Perhaps the best thing San Francisco and New York City can do to attract tech talent and speed up their COVID-19 recovery is by reminding people of the many qualities that make their cities such fantastic places to live and work. After all, says Samuels, “There will alway be city people.” Of course, expanding the San Francisco and/or New York City dream to people of every background also means addressing issues that plagued both cities even before the pandemic—notably high housing costs, crime and safety, and transit infrastructure.
Increasingly, issues that we used to think of as secondary—issues around good schools, safety, and transit—are now primary.

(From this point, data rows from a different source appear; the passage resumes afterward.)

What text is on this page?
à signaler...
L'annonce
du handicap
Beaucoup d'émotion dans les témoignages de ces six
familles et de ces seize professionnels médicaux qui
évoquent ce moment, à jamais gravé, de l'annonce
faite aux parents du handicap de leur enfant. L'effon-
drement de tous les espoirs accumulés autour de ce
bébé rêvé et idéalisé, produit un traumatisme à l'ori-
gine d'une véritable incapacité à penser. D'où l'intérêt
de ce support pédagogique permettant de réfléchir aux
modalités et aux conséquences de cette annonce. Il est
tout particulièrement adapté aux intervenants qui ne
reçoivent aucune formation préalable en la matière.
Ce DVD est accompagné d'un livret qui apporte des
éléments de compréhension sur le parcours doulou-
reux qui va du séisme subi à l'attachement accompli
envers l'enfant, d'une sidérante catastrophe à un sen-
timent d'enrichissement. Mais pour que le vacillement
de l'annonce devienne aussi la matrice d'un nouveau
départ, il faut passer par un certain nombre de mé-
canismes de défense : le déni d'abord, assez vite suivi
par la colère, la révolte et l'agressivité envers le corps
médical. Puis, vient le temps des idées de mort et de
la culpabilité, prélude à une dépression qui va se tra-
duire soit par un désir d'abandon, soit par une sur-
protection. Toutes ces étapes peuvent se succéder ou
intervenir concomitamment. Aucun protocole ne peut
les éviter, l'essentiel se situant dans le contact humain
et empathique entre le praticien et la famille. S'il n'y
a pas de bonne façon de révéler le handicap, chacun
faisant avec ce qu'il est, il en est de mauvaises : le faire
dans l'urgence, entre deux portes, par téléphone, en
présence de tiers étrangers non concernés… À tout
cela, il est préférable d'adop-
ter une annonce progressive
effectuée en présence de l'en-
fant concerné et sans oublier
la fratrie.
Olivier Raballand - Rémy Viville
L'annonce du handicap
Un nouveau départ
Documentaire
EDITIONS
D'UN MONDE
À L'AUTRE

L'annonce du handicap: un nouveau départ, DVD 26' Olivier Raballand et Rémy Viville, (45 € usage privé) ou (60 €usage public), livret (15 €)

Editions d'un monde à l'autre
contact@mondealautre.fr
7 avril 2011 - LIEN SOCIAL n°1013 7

It’s about making New York City a place where people want to live and want to raise families and want to be. And if those things are all true, then the companies will come and stay.
—Julie Samuels, Executive Director, Tech:NYC
The shift to more flexible work styles also offers new opportunities for small businesses outside of downtown. With people working from home several days a week, Samuels said we could see “little locusts of economic activity in different parts of the city.”
Another sign of hope for both San Francisco and New York City is that industry leaders more or less agree that people will return to cities once the pandemic is over. On top of that, businesses reap tangible, economic benefits from being in cities like San Francisco and New York City. San Francisco’s Chief Economist, Ted Egan, explained that each tech employee in San Francisco has a productivity value-add of nearly $500 to their employer, which is far higher than the national average of about $300.
Finally, while more tech hubs are sure to emerge across the country, it could be years (possibly decades) before they reach San Francisco levels. New York City is the closest U.S. rival to San Francisco when it comes to boasting a mature tech ecosystem. Even so, New York’s 17 tech unicorns pale in comparison to San Francisco’s 68. sf.citi has little doubt that San Francisco’s network of innovative companies will continue to be a powerful draw for future tech founders and the next wave of people looking to shape the future.